I often remind people that a U.S. president’s policies generally have limited impact on the energy markets in the short term. This topic often comes up when gasoline prices are rising or falling.
However, over the longer term a president’s policies can make a big impact. One of the examples I often use is President Nixon.
The Nixon Administration passed a number of policies that had a significant and long-lasting impact on the oil markets, but those impacts weren’t felt until he was out of office. For example, President Carter experienced a rise in oil production when he was in office, reversing a steady decline that had begun in 1970. But that was because the Alaska Pipeline was approved under President Nixon, and the oil began to flow while Carter was in office.

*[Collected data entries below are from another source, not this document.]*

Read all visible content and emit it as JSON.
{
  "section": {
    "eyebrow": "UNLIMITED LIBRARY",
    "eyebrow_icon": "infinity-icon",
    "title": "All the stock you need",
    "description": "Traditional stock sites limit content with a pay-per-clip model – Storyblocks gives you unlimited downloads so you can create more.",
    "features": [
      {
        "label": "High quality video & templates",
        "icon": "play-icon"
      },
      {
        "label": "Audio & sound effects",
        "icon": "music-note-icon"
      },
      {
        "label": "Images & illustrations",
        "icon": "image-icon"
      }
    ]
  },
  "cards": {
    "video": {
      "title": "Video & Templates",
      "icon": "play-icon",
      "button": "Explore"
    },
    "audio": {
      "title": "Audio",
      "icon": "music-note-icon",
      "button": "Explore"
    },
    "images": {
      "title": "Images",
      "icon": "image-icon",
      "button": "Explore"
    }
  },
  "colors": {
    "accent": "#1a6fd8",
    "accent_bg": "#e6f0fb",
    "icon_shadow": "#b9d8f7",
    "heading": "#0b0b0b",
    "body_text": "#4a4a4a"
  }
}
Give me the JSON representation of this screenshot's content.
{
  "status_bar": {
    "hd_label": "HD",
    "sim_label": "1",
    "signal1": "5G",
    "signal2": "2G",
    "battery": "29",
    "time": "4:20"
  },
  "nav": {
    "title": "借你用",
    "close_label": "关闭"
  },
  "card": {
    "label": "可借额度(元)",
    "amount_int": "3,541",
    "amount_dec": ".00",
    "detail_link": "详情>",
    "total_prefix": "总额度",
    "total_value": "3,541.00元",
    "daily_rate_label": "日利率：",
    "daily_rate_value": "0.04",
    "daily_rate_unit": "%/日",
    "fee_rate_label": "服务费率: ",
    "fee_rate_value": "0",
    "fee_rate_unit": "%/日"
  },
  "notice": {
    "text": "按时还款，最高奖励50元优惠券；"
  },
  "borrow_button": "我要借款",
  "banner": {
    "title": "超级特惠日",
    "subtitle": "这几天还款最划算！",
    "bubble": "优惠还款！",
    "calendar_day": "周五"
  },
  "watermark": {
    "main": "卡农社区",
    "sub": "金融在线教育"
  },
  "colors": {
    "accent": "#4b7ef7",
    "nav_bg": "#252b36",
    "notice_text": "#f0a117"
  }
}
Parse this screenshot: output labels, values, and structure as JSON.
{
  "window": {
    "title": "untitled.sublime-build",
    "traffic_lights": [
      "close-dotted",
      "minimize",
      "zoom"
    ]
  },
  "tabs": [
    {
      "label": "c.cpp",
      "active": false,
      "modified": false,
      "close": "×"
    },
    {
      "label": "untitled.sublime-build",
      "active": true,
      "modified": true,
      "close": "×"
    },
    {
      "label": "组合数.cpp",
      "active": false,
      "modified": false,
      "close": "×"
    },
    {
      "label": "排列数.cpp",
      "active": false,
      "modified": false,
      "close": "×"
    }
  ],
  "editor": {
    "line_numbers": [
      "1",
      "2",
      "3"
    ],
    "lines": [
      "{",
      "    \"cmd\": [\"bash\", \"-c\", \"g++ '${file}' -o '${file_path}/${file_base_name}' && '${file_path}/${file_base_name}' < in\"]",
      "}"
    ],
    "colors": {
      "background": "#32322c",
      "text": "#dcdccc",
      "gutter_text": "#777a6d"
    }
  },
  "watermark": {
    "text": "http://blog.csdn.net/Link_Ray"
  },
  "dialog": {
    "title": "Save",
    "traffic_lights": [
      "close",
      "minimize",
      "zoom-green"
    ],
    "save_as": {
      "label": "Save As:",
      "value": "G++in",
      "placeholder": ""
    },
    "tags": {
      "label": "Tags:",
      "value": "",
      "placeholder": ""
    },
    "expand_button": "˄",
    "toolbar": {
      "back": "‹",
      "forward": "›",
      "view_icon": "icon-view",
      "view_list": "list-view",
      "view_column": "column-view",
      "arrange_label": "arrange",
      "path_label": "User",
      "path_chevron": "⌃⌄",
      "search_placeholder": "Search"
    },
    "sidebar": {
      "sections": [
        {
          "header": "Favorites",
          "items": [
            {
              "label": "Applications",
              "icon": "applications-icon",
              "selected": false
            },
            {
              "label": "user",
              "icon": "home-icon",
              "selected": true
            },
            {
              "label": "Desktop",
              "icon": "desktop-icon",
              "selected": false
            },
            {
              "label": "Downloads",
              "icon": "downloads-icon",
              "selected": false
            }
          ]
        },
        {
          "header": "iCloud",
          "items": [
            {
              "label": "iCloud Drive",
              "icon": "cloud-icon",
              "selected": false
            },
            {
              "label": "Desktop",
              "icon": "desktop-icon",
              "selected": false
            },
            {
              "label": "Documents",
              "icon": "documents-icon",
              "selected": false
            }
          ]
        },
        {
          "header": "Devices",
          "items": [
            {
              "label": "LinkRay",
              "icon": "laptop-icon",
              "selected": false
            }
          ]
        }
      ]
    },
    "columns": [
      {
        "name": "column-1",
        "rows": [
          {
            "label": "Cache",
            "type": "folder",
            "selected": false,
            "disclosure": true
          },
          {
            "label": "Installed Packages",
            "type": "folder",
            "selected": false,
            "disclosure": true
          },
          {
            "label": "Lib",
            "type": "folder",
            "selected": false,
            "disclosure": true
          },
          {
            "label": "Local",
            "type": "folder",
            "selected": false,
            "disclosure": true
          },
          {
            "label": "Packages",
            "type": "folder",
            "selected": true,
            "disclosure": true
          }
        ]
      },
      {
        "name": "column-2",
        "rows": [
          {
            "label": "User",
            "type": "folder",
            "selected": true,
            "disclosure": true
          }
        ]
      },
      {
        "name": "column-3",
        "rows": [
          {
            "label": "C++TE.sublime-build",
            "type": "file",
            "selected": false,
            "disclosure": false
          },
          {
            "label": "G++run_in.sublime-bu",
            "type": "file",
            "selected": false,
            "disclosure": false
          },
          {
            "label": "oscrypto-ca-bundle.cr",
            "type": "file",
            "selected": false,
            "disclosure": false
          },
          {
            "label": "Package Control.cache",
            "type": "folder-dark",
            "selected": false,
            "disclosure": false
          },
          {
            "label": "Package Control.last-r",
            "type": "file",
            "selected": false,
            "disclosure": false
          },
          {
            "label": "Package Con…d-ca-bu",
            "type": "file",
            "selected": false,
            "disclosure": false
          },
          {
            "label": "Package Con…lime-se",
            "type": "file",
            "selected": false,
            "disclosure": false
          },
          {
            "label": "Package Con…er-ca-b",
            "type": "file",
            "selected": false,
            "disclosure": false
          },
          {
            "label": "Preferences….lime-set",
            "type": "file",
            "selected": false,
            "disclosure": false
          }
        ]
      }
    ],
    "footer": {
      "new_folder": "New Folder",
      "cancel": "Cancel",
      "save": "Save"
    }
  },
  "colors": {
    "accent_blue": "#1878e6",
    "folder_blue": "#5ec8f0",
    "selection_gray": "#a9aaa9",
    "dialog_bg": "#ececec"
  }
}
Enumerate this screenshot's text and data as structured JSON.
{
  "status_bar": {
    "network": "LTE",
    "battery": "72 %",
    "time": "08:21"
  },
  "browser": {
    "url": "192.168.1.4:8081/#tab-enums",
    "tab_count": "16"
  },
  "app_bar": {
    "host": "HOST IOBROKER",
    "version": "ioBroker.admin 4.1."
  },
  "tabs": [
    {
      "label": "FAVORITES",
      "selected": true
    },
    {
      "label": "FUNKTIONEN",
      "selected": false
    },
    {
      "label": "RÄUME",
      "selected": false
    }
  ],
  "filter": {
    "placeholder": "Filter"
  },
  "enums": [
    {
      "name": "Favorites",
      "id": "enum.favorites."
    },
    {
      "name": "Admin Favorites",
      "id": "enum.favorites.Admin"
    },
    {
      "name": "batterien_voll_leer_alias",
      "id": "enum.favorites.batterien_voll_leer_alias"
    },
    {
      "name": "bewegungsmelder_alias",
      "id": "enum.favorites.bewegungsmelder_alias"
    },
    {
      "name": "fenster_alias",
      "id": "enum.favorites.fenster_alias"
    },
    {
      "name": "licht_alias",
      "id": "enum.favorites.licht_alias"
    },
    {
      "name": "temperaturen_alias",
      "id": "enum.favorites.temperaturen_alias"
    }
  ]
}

I recently reviewed presidential policies and how they have impacted the world’s energy markets, and I was struck by the ultimate significance of the policies of President George W. Bush. He may not be the first president that springs to mind when you are considering our greatest presidents, but I would argue that his energy legacy ranks near the top.
Like his father, George W. Bush had ties to the oil industry. Even Bush’s vice president, Dick Cheney, was an ex-oilman, having served as the CEO of oilfield services company Halliburton. Within two weeks of taking office, Bush named Cheney as the chairman of the National Energy Policy Development Group (NEPDG).
The group’s purpose was to “develop a national energy policy designed to help the private sector, and, as necessary and appropriate, state and local governments, promote dependable, affordable, and environmentally sound production and distribution of energy for the future.”
Quoting from my book Power Plays:
“The group’s work culminated in the release of the National Energy Policy (NEP) in May of 2001. The report warned that in the years ahead, America would face the most serious energy shortages since the 1973 oil embargo.
The report made specific recommendations designed to meet five goals:
- Modernize conservation
- Modernize U.S. energy infrastructure
- Increase energy supplies
- Accelerate the protection and improvement of the environment
- Increase U.S. energy security
The NEPDG came under criticism because its activities were not made public and critics charged that the oil industry heavily influenced the outcome. In fact, many of the report’s recommendations were focused on increasing domestic oil supplies and ensuring that the U.S. maintained access to supplies abroad.
However, continued access to oil was only one part of a comprehensive energy plan detailed in the report. One area in which the group made specific recommendations was in the use of renewable and alternative energy.
Among the recommendations were an expansion of a tax credit for landfill methane projects, acceleration of the permitting process for geothermal projects, expansion and extension of the tax credits for electricity produced from wind and biomass, a new tax credit for residential solar installations, a continuation of the ethanol tax exemption, an income tax credit for the purchase of hybrid or fuel-cell vehicles, and the development of hydrogen and fusion technologies.”
Treating an Addiction
In his 2006 State of the Union address, President Bush famously stated “Here we have a serious problem: America is addicted to oil, which is often imported from unstable parts of the world.” Many viewed his comments as disingenuous, but there is no question that Bush took actions that were ultimately successful in reducing U.S. dependence on foreign oil.
The Energy Policy Act of 2005 gave us the Renewable Fuel Standard (RFS), which mandated that an increasing amount of ethanol had to be blended into the fuel supply. In 2007 those mandates were expanded. This bill directly enabled the 17 billion gallon per year ethanol industry in the U.S. that still helps fuel our automobiles today.
President Bush pursued a hydrogen economy, but he was ahead of his time. A hydrogen economy failed to materialize at that time, but hydrogen is currently experiencing a renaissance as an attractive low-carbon transportation fuel.
But perhaps the most significant development to occur during the Bush Administration was the marriage of horizontal drilling and hydraulic fracturing (“fracking”), which ushered in the shale oil and gas boom.
The Bush Administration passed a number of laws aimed at accelerating the development of fracking. Many of those laws were staunchly criticized by environmental groups, but there is no doubt they helped spur an enormous increase in U.S. oil and gas production.
A Long-Term Impact
The irony is that President Obama presided over most of this production surge. But it was put in place by the Bush Administration, and the impacts are still felt today all over the world.
Bush’s policies resulted in a huge increase in U.S. ethanol production, record U.S. oil and natural gas production, a dramatic drop in U.S. oil imports, and they ultimately broke OPEC’s iron grip on oil prices.
One could credibly argue that gasoline prices are as low as they are today because of the actions George Bush took as president. That is a truly substantial and long-lasting impact on the energy markets 20 years after he was first inaugurated.